Hello there! So nice of you to stop by…
So I had an experience this past week that made me notice that a major shift has happened in my perspective. Although it started with a conscious decision, the actually change happened so subtly and gradually that I hasn’t really noticed any progress. But then it happened. This sentence popped out of my mouth, “No. I can’t do that because my family and my life comes first.”
Now if you knew me just a year or more ago, you would know how monumental this statement is. Although I knew in my heart all this time that my family and my life (what I enjoy doing – creating, gardening, music, etc.) was more important than work or tasks that other people wanted me to do for them – my actions did not always reflect those values. In fact, more often than not, I would say yes to staying late at work or yes to others’ requests ALL THE TIME, even though my heart was screaming, “No! I want to go home and spend time with my hubby!” But once little man came into our world, the big shift started to happen. No more compromising on this.
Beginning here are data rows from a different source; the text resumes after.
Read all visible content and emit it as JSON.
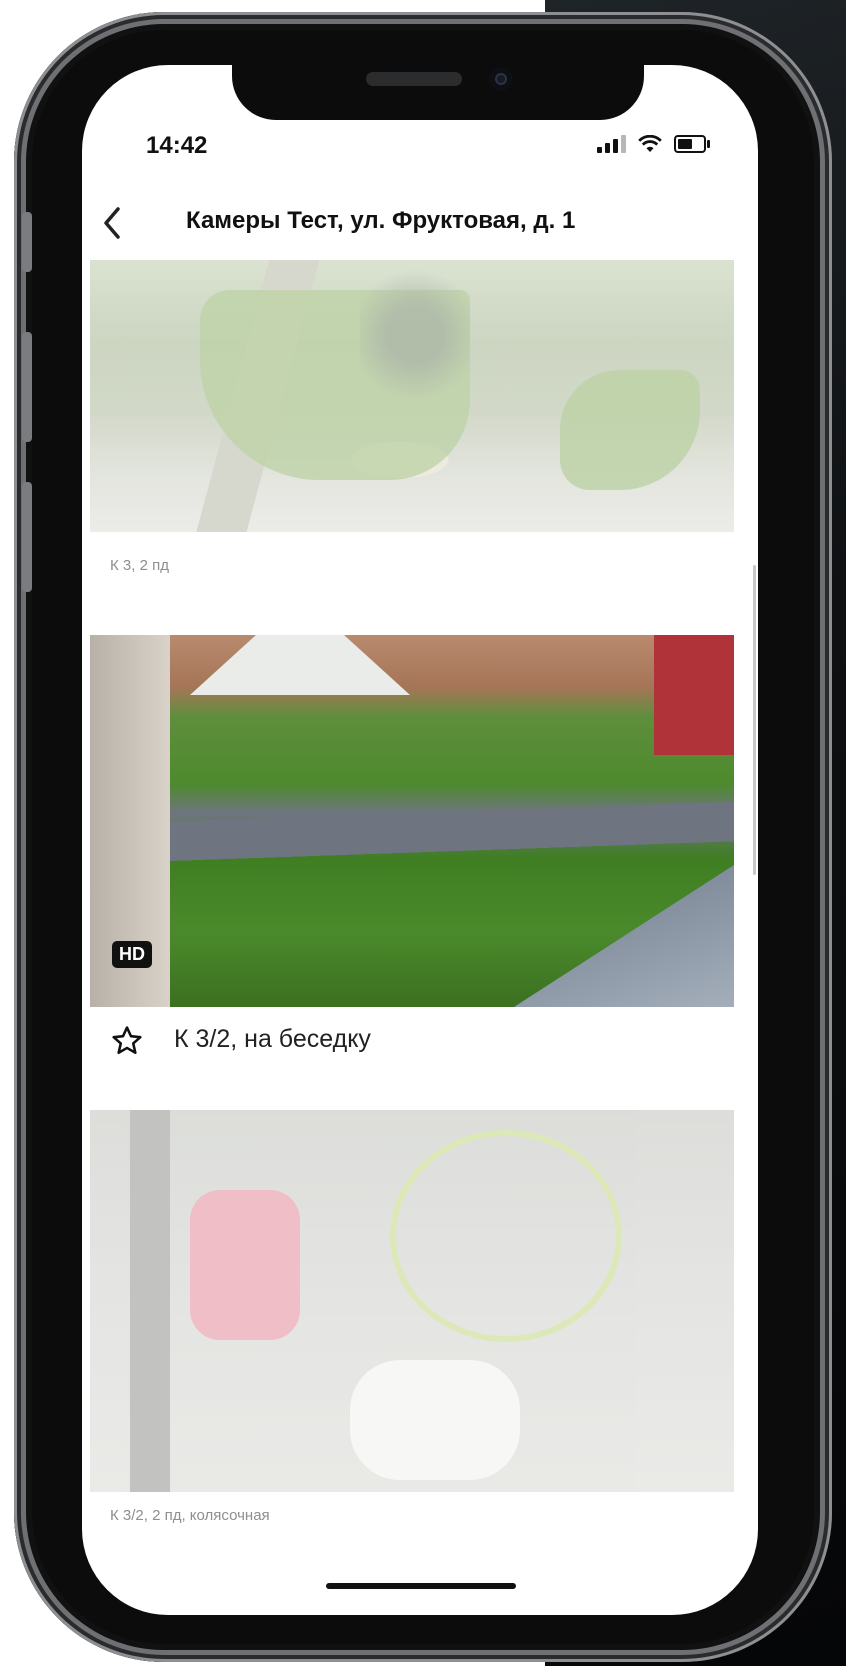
{
  "status_bar": {
    "time": "14:42"
  },
  "header": {
    "title": "Камеры Тест, ул. Фруктовая, д. 1"
  },
  "cameras": [
    {
      "label": "К 3, 2 пд"
    },
    {
      "label": "К 3/2, на беседку",
      "badge": "HD"
    },
    {
      "label": "К 3/2, 2 пд, колясочная"
    }
  ],
  "icons": {
    "back": "chevron-left-icon",
    "favorite": "star-outline-icon"
  },
  "colors": {
    "screen_bg": "#ffffff",
    "text_primary": "#111111",
    "text_secondary": "#8e8e93"
  }
}
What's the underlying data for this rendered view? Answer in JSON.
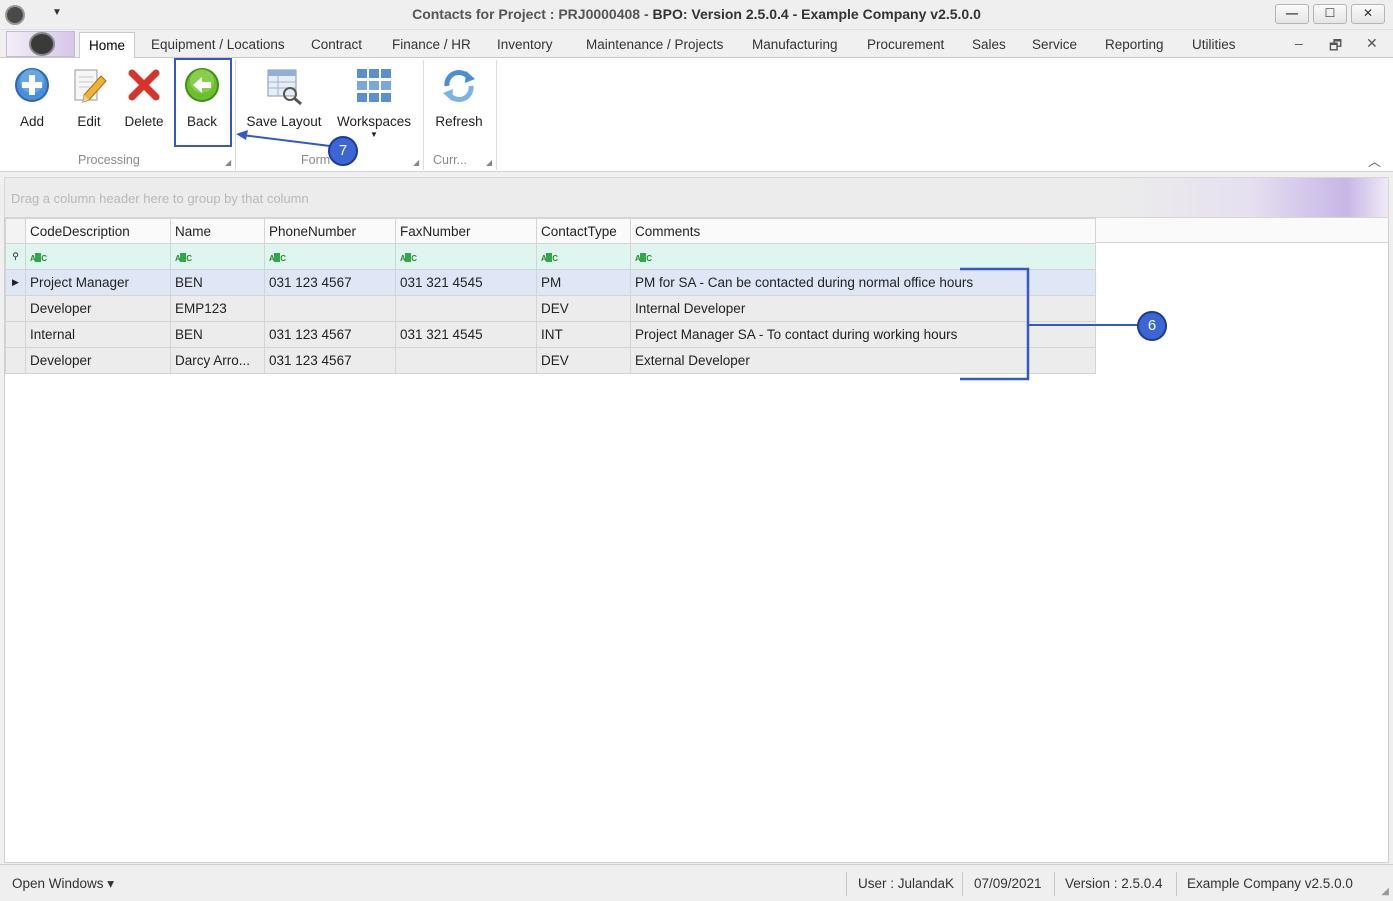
{
  "window": {
    "title_prefix": "Contacts for Project : PRJ0000408 - ",
    "title_main": "BPO: Version 2.5.0.4 - Example Company v2.5.0.0",
    "minimize": "—",
    "maximize": "☐",
    "close": "✕"
  },
  "ribbon_tabs": [
    "Home",
    "Equipment / Locations",
    "Contract",
    "Finance / HR",
    "Inventory",
    "Maintenance / Projects",
    "Manufacturing",
    "Procurement",
    "Sales",
    "Service",
    "Reporting",
    "Utilities"
  ],
  "mdi_controls": {
    "minimize": "–",
    "restore": "🗗",
    "close": "✕"
  },
  "ribbon": {
    "buttons": {
      "add": "Add",
      "edit": "Edit",
      "delete": "Delete",
      "back": "Back",
      "save_layout": "Save Layout",
      "workspaces": "Workspaces",
      "refresh": "Refresh"
    },
    "groups": {
      "processing": "Processing",
      "format": "Form",
      "current": "Curr..."
    },
    "icons": {
      "add": "add-circle-icon",
      "edit": "edit-pencil-icon",
      "delete": "delete-x-icon",
      "back": "back-arrow-icon",
      "save_layout": "save-layout-icon",
      "workspaces": "workspaces-grid-icon",
      "refresh": "refresh-icon"
    }
  },
  "callouts": {
    "back": "7",
    "comments": "6"
  },
  "grid": {
    "group_panel_hint": "Drag a column header here to group by that column",
    "columns": [
      "CodeDescription",
      "Name",
      "PhoneNumber",
      "FaxNumber",
      "ContactType",
      "Comments"
    ],
    "filter_icon": "ABC",
    "rows": [
      [
        "Project Manager",
        "BEN",
        "031 123 4567",
        "031 321 4545",
        "PM",
        "PM for SA - Can be contacted during normal office hours"
      ],
      [
        "Developer",
        "EMP123",
        "",
        "",
        "DEV",
        "Internal Developer"
      ],
      [
        "Internal",
        "BEN",
        "031 123 4567",
        "031 321 4545",
        "INT",
        "Project Manager SA - To contact during working hours"
      ],
      [
        "Developer",
        "Darcy Arro...",
        "031 123 4567",
        "",
        "DEV",
        "External Developer"
      ]
    ]
  },
  "status_bar": {
    "open_windows": "Open Windows ▾",
    "user": "User : JulandaK",
    "date": "07/09/2021",
    "version": "Version : 2.5.0.4",
    "company": "Example Company v2.5.0.0"
  },
  "colors": {
    "accent_blue": "#3558c8",
    "filter_row": "#dff6f0",
    "focused_row": "#dfe7f7"
  }
}
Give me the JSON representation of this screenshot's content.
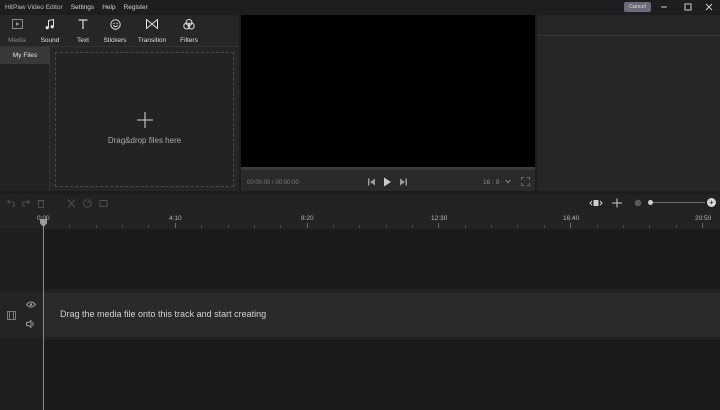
{
  "titlebar": {
    "title": "HitPaw Video Editor",
    "menu": [
      "Settings",
      "Help",
      "Register"
    ],
    "cancel_label": "Cancel"
  },
  "tools": [
    {
      "label": "Media",
      "icon": "media-icon"
    },
    {
      "label": "Sound",
      "icon": "music-note-icon"
    },
    {
      "label": "Text",
      "icon": "text-icon"
    },
    {
      "label": "Stickers",
      "icon": "sticker-icon"
    },
    {
      "label": "Transition",
      "icon": "transition-icon"
    },
    {
      "label": "Filters",
      "icon": "filters-icon"
    }
  ],
  "sidebar": {
    "my_files": "My Files"
  },
  "media": {
    "drop_text": "Drag&drop files here"
  },
  "preview": {
    "time": "00:00:00 / 00:00:00",
    "aspect": "16 : 9"
  },
  "timeline": {
    "ruler": [
      "0:00",
      "4:10",
      "8:20",
      "12:30",
      "16:40",
      "20:50"
    ],
    "track_hint": "Drag the media file onto this track and start creating"
  },
  "colors": {
    "background": "#1c1c1e",
    "panel": "#262628",
    "accent_cancel": "#6f6a7b"
  }
}
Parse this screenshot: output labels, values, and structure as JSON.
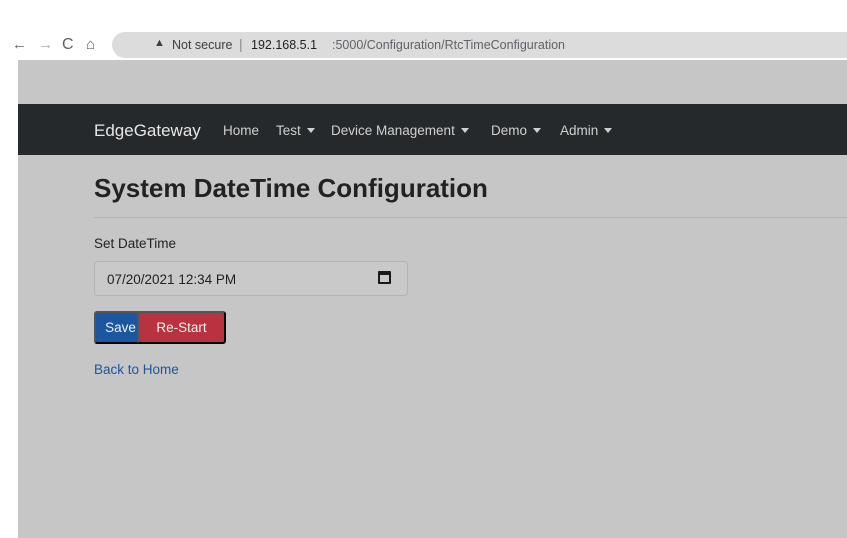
{
  "browser": {
    "back": "←",
    "forward": "→",
    "reload": "C",
    "home": "⌂",
    "warning": "▲",
    "security_label": "Not secure",
    "separator": "|",
    "url_host": "192.168.5.1",
    "url_rest": ":5000/Configuration/RtcTimeConfiguration"
  },
  "navbar": {
    "brand": "EdgeGateway",
    "items": [
      {
        "label": "Home",
        "dropdown": false
      },
      {
        "label": "Test",
        "dropdown": true
      },
      {
        "label": "Device Management",
        "dropdown": true
      },
      {
        "label": "Demo",
        "dropdown": true
      },
      {
        "label": "Admin",
        "dropdown": true
      }
    ]
  },
  "page": {
    "title": "System DateTime Configuration",
    "field_label": "Set DateTime",
    "datetime_value": "07/20/2021 12:34 PM",
    "save_label": "Save",
    "restart_label": "Re-Start",
    "back_link": "Back to Home"
  },
  "colors": {
    "navbar_bg": "#25292c",
    "primary": "#1b56a0",
    "danger": "#b8323f",
    "page_bg": "#c6c6c6"
  }
}
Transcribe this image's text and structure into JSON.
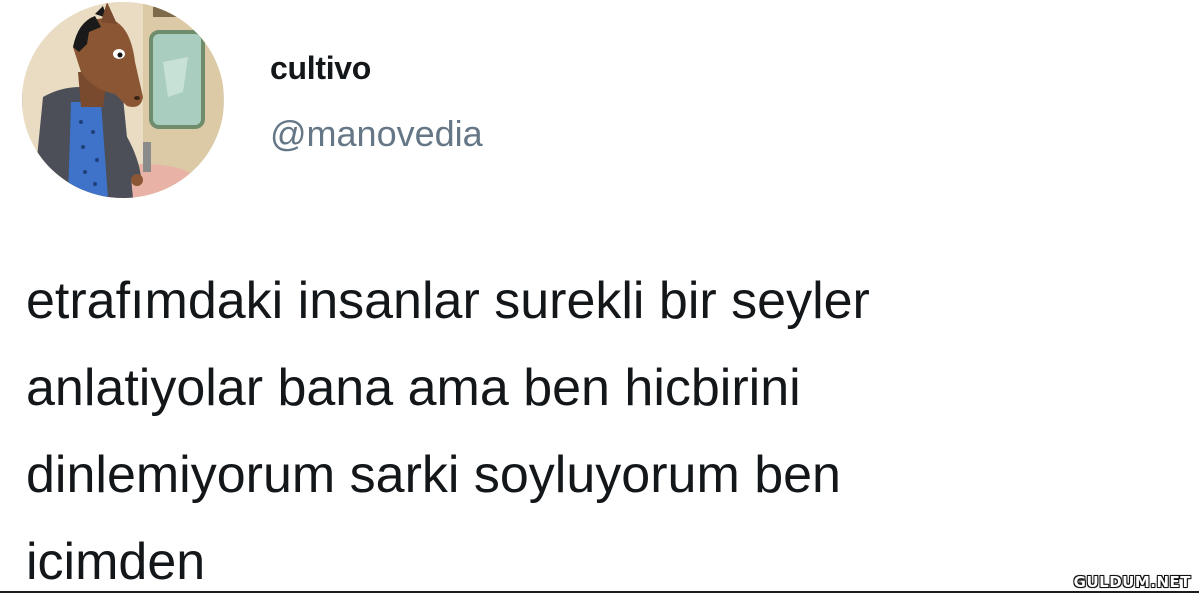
{
  "user": {
    "display_name": "cultivo",
    "handle": "@manovedia",
    "avatar_icon": "cartoon-horse-avatar-icon"
  },
  "tweet": {
    "lines": [
      "etrafımdaki insanlar surekli bir seyler",
      "anlatiyolar bana ama ben hicbirini",
      "dinlemiyorum sarki soyluyorum ben",
      "icimden"
    ]
  },
  "watermark": {
    "text": "GULDUM.NET"
  },
  "colors": {
    "text": "#14171a",
    "handle": "#657786",
    "background": "#ffffff"
  }
}
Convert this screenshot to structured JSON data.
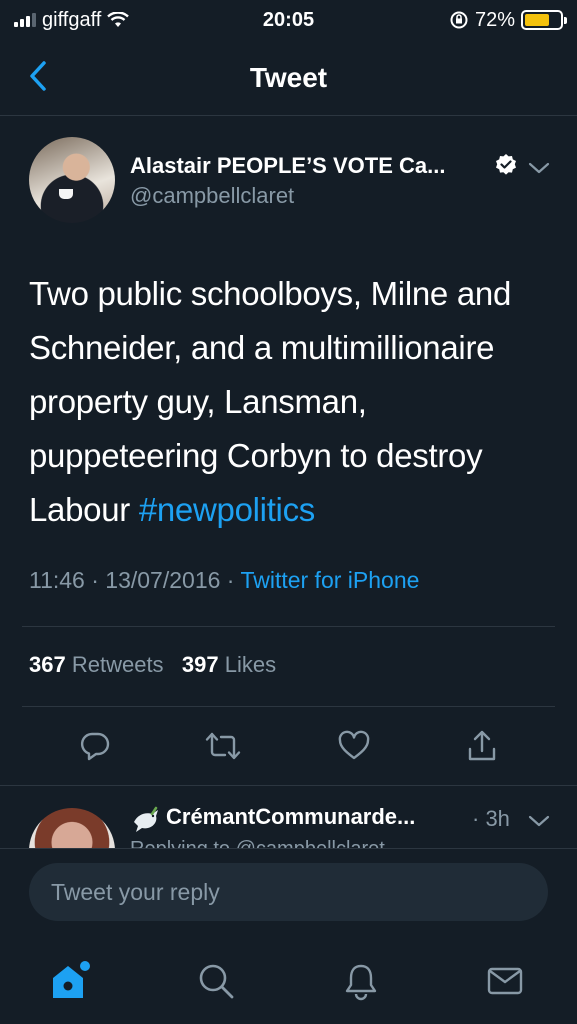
{
  "status_bar": {
    "carrier": "giffgaff",
    "time": "20:05",
    "battery_percent": "72%",
    "battery_level": 0.72
  },
  "nav": {
    "title": "Tweet",
    "back_icon": "chevron-left-icon"
  },
  "tweet": {
    "author_name": "Alastair PEOPLE’S VOTE Ca...",
    "handle": "@campbellclaret",
    "verified": true,
    "text": "Two public schoolboys, Milne and Schneider, and a multimillionaire property guy, Lansman, puppeteering Corbyn to destroy Labour ",
    "hashtag": "#newpolitics",
    "timestamp": "11:46 · 13/07/2016 · ",
    "source": "Twitter for iPhone",
    "retweets_count": "367",
    "retweets_label": "Retweets",
    "likes_count": "397",
    "likes_label": "Likes"
  },
  "actions": [
    {
      "icon": "reply-icon"
    },
    {
      "icon": "retweet-icon"
    },
    {
      "icon": "like-icon"
    },
    {
      "icon": "share-icon"
    }
  ],
  "reply_preview": {
    "name": "CrémantCommunarde...",
    "time": "· 3h",
    "sub": "Replying to @campbellclaret"
  },
  "composer": {
    "placeholder": "Tweet your reply"
  },
  "tabs": [
    {
      "icon": "home-icon",
      "active": true
    },
    {
      "icon": "search-icon",
      "active": false
    },
    {
      "icon": "notifications-icon",
      "active": false
    },
    {
      "icon": "messages-icon",
      "active": false
    }
  ],
  "colors": {
    "background": "#141d26",
    "accent": "#1da1f2",
    "secondary_text": "#8899a6",
    "battery": "#f4c20d"
  }
}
I’m not about to miss this time with him and I’m going to model how to say “No” so that he doesn’t fall into this cycle too.
Fast forward to this week and my statement. Holy smokes folks. I’m doing it. Little choices here, tiny steps there and a real mental, physical and emotional shift in my perspective and BAM! I’m walkin’ my talk over here people. And it feels damn good.
And look at this…
I spilled my ravioli on my shirt tonight at dinner (which I inevitably do when I’m wearing a light colored shirt). But when I went to take it off and clean it up I noticed it’s a little heart – which showed up right on top of my heart while enjoying a meal with my most cherished people in the whole world. Like a little love note from the universe giving me a thumbs up on my progress.